Iodine biogeochemistry at the Marine Boundary Layer. Schematic view of the link between kelp iodine species emissions and tropospheric iodine photooxidation, based upon current algal physiology, seaweed iodine speciation [71] and atmospheric chemistry [96] knowledge. The photograph features a kelp bed during a spring low tide in the vicinity of Roscoff. The large white arrow represents the contribution of kelps such as Laminaria digitata to the release of molecular iodine (I ₂) directly from its apoplastic and peripheral storage in the form of reduced iodide (I⁻). This oxidation is either catalyzed by endogenous specific vanadium iodoperoxidases (V-IPOs) using photosynthesis or stress- generated hydrogen peroxide (H₂O₂), or exogenously by the strong oxidant O₃, when algae are exposed to air at low tide. These oxidative processes also lead to production of volatile halogenated organic compounds (VHOCs) by kelps (thin white arrow), although an estimated 300-fold lower than I₂ fluxes [88]. Phytoplankton mainly contribute to I cycling through VHOC emission (black arrow above the sea).
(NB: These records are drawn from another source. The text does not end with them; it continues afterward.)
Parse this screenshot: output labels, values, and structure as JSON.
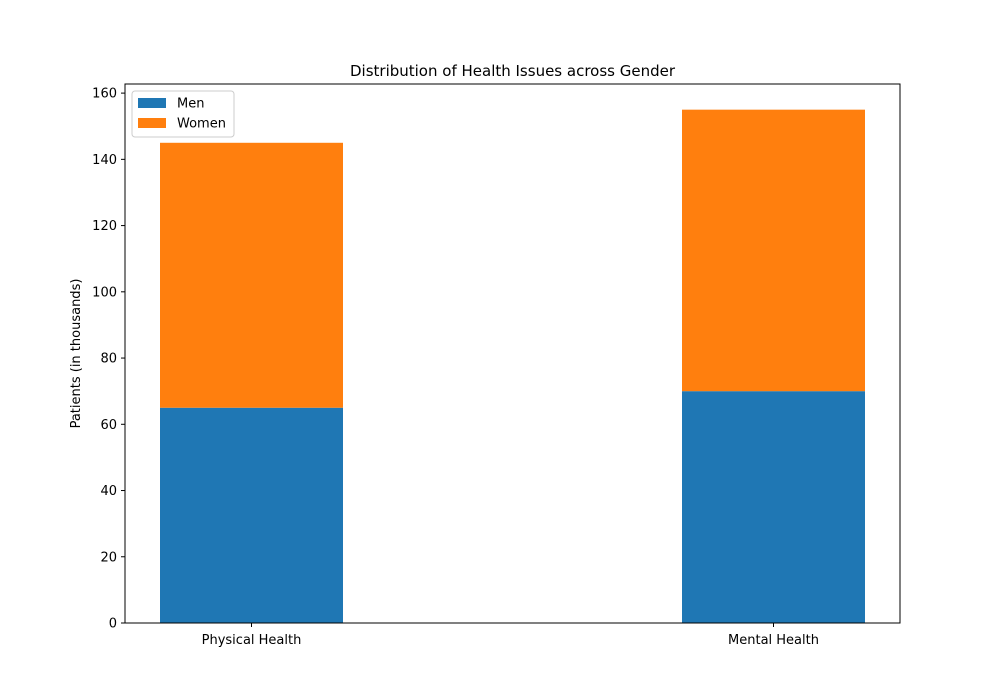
{
  "chart_data": {
    "type": "bar",
    "stacked": true,
    "title": "Distribution of Health Issues across Gender",
    "xlabel": "",
    "ylabel": "Patients (in thousands)",
    "categories": [
      "Physical Health",
      "Mental Health"
    ],
    "series": [
      {
        "name": "Men",
        "values": [
          65,
          70
        ],
        "color": "#1f77b4"
      },
      {
        "name": "Women",
        "values": [
          80,
          85
        ],
        "color": "#ff7f0e"
      }
    ],
    "ylim": [
      0,
      162.75
    ],
    "yticks": [
      0,
      20,
      40,
      60,
      80,
      100,
      120,
      140,
      160
    ],
    "legend_position": "upper-left",
    "grid": false
  }
}
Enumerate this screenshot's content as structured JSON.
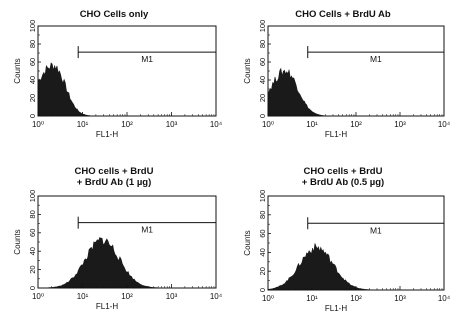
{
  "chart_data": [
    {
      "type": "histogram",
      "title_lines": [
        "CHO Cells only"
      ],
      "xlabel": "FL1-H",
      "ylabel": "Counts",
      "x_scale": "log",
      "xlim": [
        1,
        10000
      ],
      "x_ticks": [
        "10⁰",
        "10¹",
        "10²",
        "10³",
        "10⁴"
      ],
      "ylim": [
        0,
        100
      ],
      "y_ticks": [
        "0",
        "20",
        "40",
        "60",
        "80",
        "100"
      ],
      "gate": {
        "label": "M1",
        "from": 8,
        "to": 10000,
        "level": 71
      },
      "fill_color": "#1a1a1a",
      "histogram": {
        "peak_log10": 0.35,
        "sigma_left": 0.4,
        "sigma_right": 0.26,
        "peak_count": 56
      }
    },
    {
      "type": "histogram",
      "title_lines": [
        "CHO Cells + BrdU Ab"
      ],
      "xlabel": "FL1-H",
      "ylabel": "Counts",
      "x_scale": "log",
      "xlim": [
        1,
        10000
      ],
      "x_ticks": [
        "10⁰",
        "10¹",
        "10²",
        "10³",
        "10⁴"
      ],
      "ylim": [
        0,
        100
      ],
      "y_ticks": [
        "0",
        "20",
        "40",
        "60",
        "80",
        "100"
      ],
      "gate": {
        "label": "M1",
        "from": 8,
        "to": 10000,
        "level": 71
      },
      "fill_color": "#1a1a1a",
      "histogram": {
        "peak_log10": 0.4,
        "sigma_left": 0.35,
        "sigma_right": 0.28,
        "peak_count": 50
      }
    },
    {
      "type": "histogram",
      "title_lines": [
        "CHO cells + BrdU",
        "+ BrdU Ab (1 µg)"
      ],
      "xlabel": "FL1-H",
      "ylabel": "Counts",
      "x_scale": "log",
      "xlim": [
        1,
        10000
      ],
      "x_ticks": [
        "10⁰",
        "10¹",
        "10²",
        "10³",
        "10⁴"
      ],
      "ylim": [
        0,
        100
      ],
      "y_ticks": [
        "0",
        "20",
        "40",
        "60",
        "80",
        "100"
      ],
      "gate": {
        "label": "M1",
        "from": 8,
        "to": 10000,
        "level": 71
      },
      "fill_color": "#1a1a1a",
      "histogram": {
        "peak_log10": 1.45,
        "sigma_left": 0.38,
        "sigma_right": 0.38,
        "peak_count": 52
      }
    },
    {
      "type": "histogram",
      "title_lines": [
        "CHO cells + BrdU",
        "+ BrdU Ab (0.5 µg)"
      ],
      "xlabel": "FL1-H",
      "ylabel": "Counts",
      "x_scale": "log",
      "xlim": [
        1,
        10000
      ],
      "x_ticks": [
        "10⁰",
        "10¹",
        "10²",
        "10³",
        "10⁴"
      ],
      "ylim": [
        0,
        100
      ],
      "y_ticks": [
        "0",
        "20",
        "40",
        "60",
        "80",
        "100"
      ],
      "gate": {
        "label": "M1",
        "from": 8,
        "to": 10000,
        "level": 71
      },
      "fill_color": "#1a1a1a",
      "histogram": {
        "peak_log10": 1.1,
        "sigma_left": 0.38,
        "sigma_right": 0.38,
        "peak_count": 45
      }
    }
  ]
}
In the troposphere, atomic iodine (I) released by photolysis from I₂ and photolabile VHOCs, reacts with available O₃ to yield IO, rapidly establishing a photostationary state and consuming O₃ whenever IO reacts either with itself (yielding OIO), HO₂ (yielding HOI) or NO₂ (yielding IONO₂): rather than being re-photolysed to release I atoms. HOI and IONO₂ may be taken up by aerosol particles, releasing the dihalogen species IBr, ICl or I₂ via aqueous reaction with available Br⁻, Cl⁻ or I⁻, respectively, in the presence of sufficient acidity (H⁺). Iodine cycling is also linked to Br and Cl cycling, which speciate through similar chemical reactions in the gas phase leading to similar exchanges with marine aerosols.